1900 Yılında, toprak sahiplerinin yüzde 1’i tüm toprakların yüzde 42’sini ellerinde bulunduruyordu. 6 Tarımsal alanda hala 500 yıl öncesinin eski geleneksel ilişkileri sürüyordu. Bu durgun ve ilkel yapı, sanayileşmeyi önlüyor ve kırsal yapının çözülmesini geciktiriyordu. Bölgesel ve yerel topluluklar, 20.yüzyıla gelindiğinde bile hala içlerine kapalı birimler durumundaydı.
Ekonomik Yapı
İspanya’da kapitalizmin gelişmeye başlaması ve sermaye piyasasının doğması ancak 1.Dünya Savaşı sırasında gerçekleşti. Üretim ve tarımsal kaynaklı da olsa dışsatım arttı. Köylüler kentlere göç etti ve işçi sınıfı büyüdü.
Kapitalizmin göreceli olarak gelişmesi, dengeli bir yaygınlık içinde olmadı ve birkaç bölgede yoğunlaştı. Katalonya ve Bask bölgelerindeki gelişme, başka bölgelerden çok ilerdeydi. 1918 Yılında, 368 anonim şirketten, 294’ü Katalonya’da, 50’si ise Bask’ta kurulmuştu. 7
İspanya, 1.Dünya Savaşına katılmadı. Bu tutum, dışsatım artışına ve sermaye birikimine yol açtı ama aynı zamanda, yüksek enflasyon, işsizlik ve yeni ekonomik sorunların ortaya çıkmasına neden oldu. 1916 ve 1917’de, demokratik ve siyasi istemli genel grevler ortaya çıktı. Rus Devrimi kısa sürede etkisini burada da gösteriyordu. 1921 yılında Sosyalist Parti’den ayrılan bir küme, uzun yıllar pek bir varlık gösteremeyecek olan, İspanyol Komünist Partisi’ni kurdu.

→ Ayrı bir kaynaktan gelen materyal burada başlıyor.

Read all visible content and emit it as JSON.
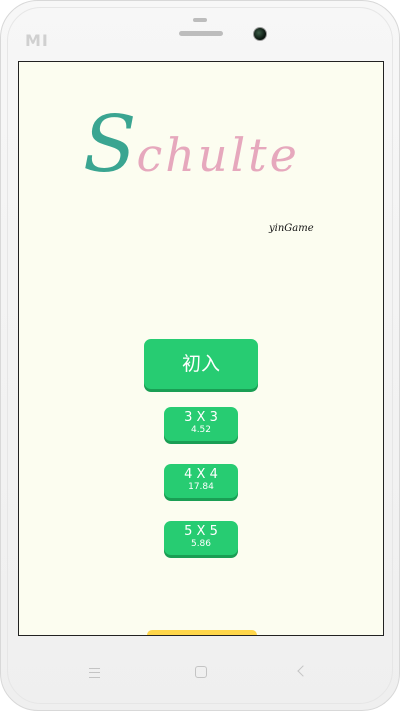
{
  "device": {
    "brand_logo": "MI"
  },
  "app": {
    "title_initial": "S",
    "title_rest": "chulte",
    "subtitle": "yinGame",
    "colors": {
      "background": "#fcfdf0",
      "title_initial": "#3aa591",
      "title_rest": "#e6a8bd",
      "button": "#27cc72",
      "button_shadow": "#1a9e54",
      "bottom_strip": "#ffd64a"
    }
  },
  "menu": {
    "main_button_label": "初入",
    "levels": [
      {
        "label": "3 X 3",
        "score": "4.52"
      },
      {
        "label": "4 X 4",
        "score": "17.84"
      },
      {
        "label": "5 X 5",
        "score": "5.86"
      }
    ]
  },
  "nav": {
    "menu_icon": "menu-icon",
    "home_icon": "home-icon",
    "back_icon": "back-icon"
  }
}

1923 de, ülkeyi 1930’a dek diktatörlükle yönetecek olan sağ bir askeri darbe gerçekleştirildi. 1930 yazında Cumhuriyet yanlısı bir ayaklanma girişimi oldu, ayaklanma kanlı bir biçimde bastırıldı. Ancak, Cumhuriyetçilerin direnişi sürdü. 12 Nisan 1931’de yapılan yerel seçimler, monarşiye karşı bir halk oylamasına dönüştü ve kazanıldı. 14 Nisan 1931 günü yaşamı sekiz yıl sürecek olan Cumhuriyet ilan edildi.
Çatışma Ortamı
İspanya 1936 yılına; birbirlerinin adını duymaya bile katlanamayan karşıt siyasi örgütler, çatışmak için bahane arayan yıllanmış kinler, acımasız nefretler, geri kalmış bir ekonomik yapı ve kabul edilemez haksız toplumsal ilişkilerle gelmişti. İspanya 1936’da tam anlamıyla bir barut fıçısıydı.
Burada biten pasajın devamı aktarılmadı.